Santa Clara County began giving the new boosters Sept. 7 and has continued to fill appointments and see robust demand. Tong said that’s because more recent vaccine rollouts have been aimed at more limited populations, whereas the latest boosters are available to all adults and, for Pfizer’s booster, kids 12 and up.
“Larger numbers of people are eligible for that, so it appears we’re seeing a higher level of interest,” Tong said. “But given the high percentage of people in our county who are now eligible, the level of interest we’re seeing is what we would expect.”
Moderna’s news office had no response Thursday to questions about Bay Area booster shortages, and the company hasn’t issued recent statements indicating production or distribution issues. Its website directs those seeking the shots to the federal government’s online scheduler. But it indicates availability at several pharmacies that don’t actually have the shots now.
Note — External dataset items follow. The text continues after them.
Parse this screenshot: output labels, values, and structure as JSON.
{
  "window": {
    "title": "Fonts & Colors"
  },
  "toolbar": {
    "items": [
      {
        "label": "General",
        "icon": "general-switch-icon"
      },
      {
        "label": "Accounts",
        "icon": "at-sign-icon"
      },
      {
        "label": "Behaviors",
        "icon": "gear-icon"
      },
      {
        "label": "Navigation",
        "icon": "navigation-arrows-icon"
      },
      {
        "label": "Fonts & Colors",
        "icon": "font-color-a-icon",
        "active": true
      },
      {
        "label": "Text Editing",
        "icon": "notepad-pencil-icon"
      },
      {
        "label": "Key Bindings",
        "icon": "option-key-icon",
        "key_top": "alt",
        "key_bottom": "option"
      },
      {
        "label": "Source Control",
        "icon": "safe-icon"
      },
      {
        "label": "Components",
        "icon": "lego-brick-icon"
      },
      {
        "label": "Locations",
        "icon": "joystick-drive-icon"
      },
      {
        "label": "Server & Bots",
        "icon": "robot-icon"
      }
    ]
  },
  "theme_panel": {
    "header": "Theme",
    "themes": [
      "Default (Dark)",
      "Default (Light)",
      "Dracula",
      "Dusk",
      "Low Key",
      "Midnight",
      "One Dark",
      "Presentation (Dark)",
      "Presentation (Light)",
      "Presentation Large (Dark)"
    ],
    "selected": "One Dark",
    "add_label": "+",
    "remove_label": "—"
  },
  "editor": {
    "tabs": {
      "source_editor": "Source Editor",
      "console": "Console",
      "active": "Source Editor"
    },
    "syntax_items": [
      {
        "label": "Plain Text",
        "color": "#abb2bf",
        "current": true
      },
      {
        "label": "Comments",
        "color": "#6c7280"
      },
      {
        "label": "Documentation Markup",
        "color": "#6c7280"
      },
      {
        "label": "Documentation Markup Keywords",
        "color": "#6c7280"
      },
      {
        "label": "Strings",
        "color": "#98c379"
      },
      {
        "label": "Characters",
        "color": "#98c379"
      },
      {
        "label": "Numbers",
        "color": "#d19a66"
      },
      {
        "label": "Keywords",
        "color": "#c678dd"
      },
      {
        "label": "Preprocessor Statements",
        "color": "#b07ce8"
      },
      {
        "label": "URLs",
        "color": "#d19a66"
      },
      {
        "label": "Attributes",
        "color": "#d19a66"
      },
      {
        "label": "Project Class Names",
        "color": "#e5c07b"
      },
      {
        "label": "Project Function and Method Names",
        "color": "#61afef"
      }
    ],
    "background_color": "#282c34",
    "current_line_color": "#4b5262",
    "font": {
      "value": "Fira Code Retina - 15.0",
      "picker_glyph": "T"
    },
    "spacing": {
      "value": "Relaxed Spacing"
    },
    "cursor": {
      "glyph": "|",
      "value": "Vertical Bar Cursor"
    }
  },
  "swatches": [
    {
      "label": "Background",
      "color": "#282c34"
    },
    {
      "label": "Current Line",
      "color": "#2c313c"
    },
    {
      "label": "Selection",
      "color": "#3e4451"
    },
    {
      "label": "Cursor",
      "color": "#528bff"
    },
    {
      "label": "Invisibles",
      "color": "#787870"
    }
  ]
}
Spokeswoman Monica Prinzing said that “some CVS Pharmacy locations have administered all of the Moderna bivalent COVID-19 vaccine received from the federal government to date.”
“We’re working with the government to acquire more Moderna doses and continue to offer Pfizer and limited Moderna appointments at CVS.com and via the CVS Pharmacy app,” Prinzing said. “Appointments are updated as supply is received.”
Kaiser Permanente said in a statement that the health plan “is administering bivalent boosters as supply allows and according to CDC clinical guidance.”
“We are providing the updated boosters across Northern California, and are adding appointments frequently as supply arrives on site,” Kaiser continued. “Members should check kp.org for availability of appointments for the updated boosters.”
Tong said that at Santa Clara County vaccine clinics, those seeking boosters haven’t favored one brand or another. And she said there’s no reason to.
“At this point there’s no medical reason for one versus the other,” Tong said. “What we like to advise is that people consider getting what is available to them.”
That’s what happened with the Berkeley booster seeker. After surveying the responses to her plea to the Bay Area Vaccine Hunters, she decided she’d give Pfizer a try after all.
“I have heard more educated people than me say that there is potentially a benefit to mixing and matching,” she told one responder, another Moderna loyalist, who said she was going for Pfizer this time, “so I would go ahead with your plan!”